For this example, say you only have one outside address assigned to you by your ISP. All your traffic must go through this one address. This is the PAT example, as the one address will be translated on a port basis.

interface FastEthernet 0/0
description Inside Interface
ip address 192.168.8.1 255.255.255.0
ip nat inside
exit
interface FastEthernet 0/1
description Inside Interface
ip address 192.168.9.1 255.255.255.0
ip nat inside
exit
interface FastEthernet 0/2
description Outside Interface
ip address 192.0.2.1 255.255.255.252
ip nat outside
exit
access-list 10 permit 192.168.8.8 0.0.0.7
access-list 10 permit 192.168.9.8 0.0.0.7
!--- Access list only allows hosts 192.168.8.8 to 
!--- 192.168.8.15 and 192.168.9.8 to 192.168.9.15
!--- out through NAT.
ip nat pool ovrld 192.0.2.1 192.0.2.1 prefix 30
ip nat inside source list 10 pool ovrld

Finally, you have two servers on the inside of the network that have internal addresses of 192.168.8.20 and 192.168.9.20. The first server is used for e-mail and the second server is a web server. The web server has the site running on the less standard TCP port 8080, but you want outside users to use TCP port 80.

interface FastEthernet 0/0
description Inside Interface
ip address 192.168.8.1 255.255.255.0
ip nat inside
exit
interface FastEthernet 0/1
description Inside Interface
ip address 192.168.9.1 255.255.255.0
ip nat inside
exit
interface FastEthernet 0/2
description Outside Interface
ip address 192.0.2.1 255.255.255.252
ip nat outside
exit
access-list 10 permit 192.168.8.8 0.0.0.7
access-list 10 permit 192.168.9.8 0.0.0.7
!--- Access list only allows hosts 192.168.8.8 to 
!--- 192.168.8.15 and 192.168.9.8 to 192.168.9.15
!--- out through NAT.
ip nat pool ovrld 192.0.2.1 192.0.2.1 prefix 30
ip nat inside source list 10 pool ovrld
ip nat inside source static tcp 192.168.9.20 8080 192.0.2.2 80
!--- This uses the second available address on external
!--- interface, while it could have used the configured
!--- address on FastEthernet0/2. It could have also been
!--- configured for the Interface address using this command.
ip nat inside source static tcp 192.168.8.20 25 interface FastEthernet0/2

Use your ports when you create static mappings to allow inside resources to publish out through the external interface of your router or firewall. Avoid using commands such as ip nat inside source static 192.168.1.50 192.0.2.50, which effectively places your entire host 192.168.1.50 outside of your router or firewall. This is much more exposure than you need for that host.

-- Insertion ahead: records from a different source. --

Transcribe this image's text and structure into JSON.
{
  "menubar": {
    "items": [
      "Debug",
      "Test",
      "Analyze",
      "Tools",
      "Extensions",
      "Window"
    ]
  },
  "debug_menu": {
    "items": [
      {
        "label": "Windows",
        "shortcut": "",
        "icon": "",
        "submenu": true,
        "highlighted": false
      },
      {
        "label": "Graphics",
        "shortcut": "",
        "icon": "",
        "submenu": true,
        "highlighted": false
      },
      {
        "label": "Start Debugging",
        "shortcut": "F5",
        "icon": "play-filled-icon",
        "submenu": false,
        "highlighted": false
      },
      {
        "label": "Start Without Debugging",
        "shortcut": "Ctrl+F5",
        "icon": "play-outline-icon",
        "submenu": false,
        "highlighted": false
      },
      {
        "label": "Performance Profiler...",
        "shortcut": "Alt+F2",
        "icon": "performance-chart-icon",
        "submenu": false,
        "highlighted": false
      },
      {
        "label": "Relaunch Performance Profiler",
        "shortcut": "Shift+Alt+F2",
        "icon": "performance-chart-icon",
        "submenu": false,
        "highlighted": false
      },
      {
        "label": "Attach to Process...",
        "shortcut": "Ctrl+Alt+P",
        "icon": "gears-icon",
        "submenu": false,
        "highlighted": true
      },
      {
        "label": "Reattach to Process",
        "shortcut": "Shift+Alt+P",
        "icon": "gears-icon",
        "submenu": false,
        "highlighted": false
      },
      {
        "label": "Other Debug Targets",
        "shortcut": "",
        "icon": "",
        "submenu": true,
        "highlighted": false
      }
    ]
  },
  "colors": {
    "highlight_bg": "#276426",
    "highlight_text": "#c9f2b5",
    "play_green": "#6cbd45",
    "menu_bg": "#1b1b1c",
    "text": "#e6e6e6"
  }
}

Making use of the interface command is useful when your ISP assigns your outside address through either DHCP or PPPoE dynamically. The interface command allows your configuration to use whatever address happens to be assigned to your router or firewall.

Using the later scenario, if you are required to change the IP address of the web server (perhaps moving from the 192.168.9.0/24 network to the 192.168.8.0/24 network, or changing the port number back to the standard port 80), then these changes can be made at the router with no impact to users outside of the network.

The DNS entry pointing to the outside address will remain the same and their lives will continue as normal. Often, people are amazed by how easy managing this exterior/interior mapping of their network is.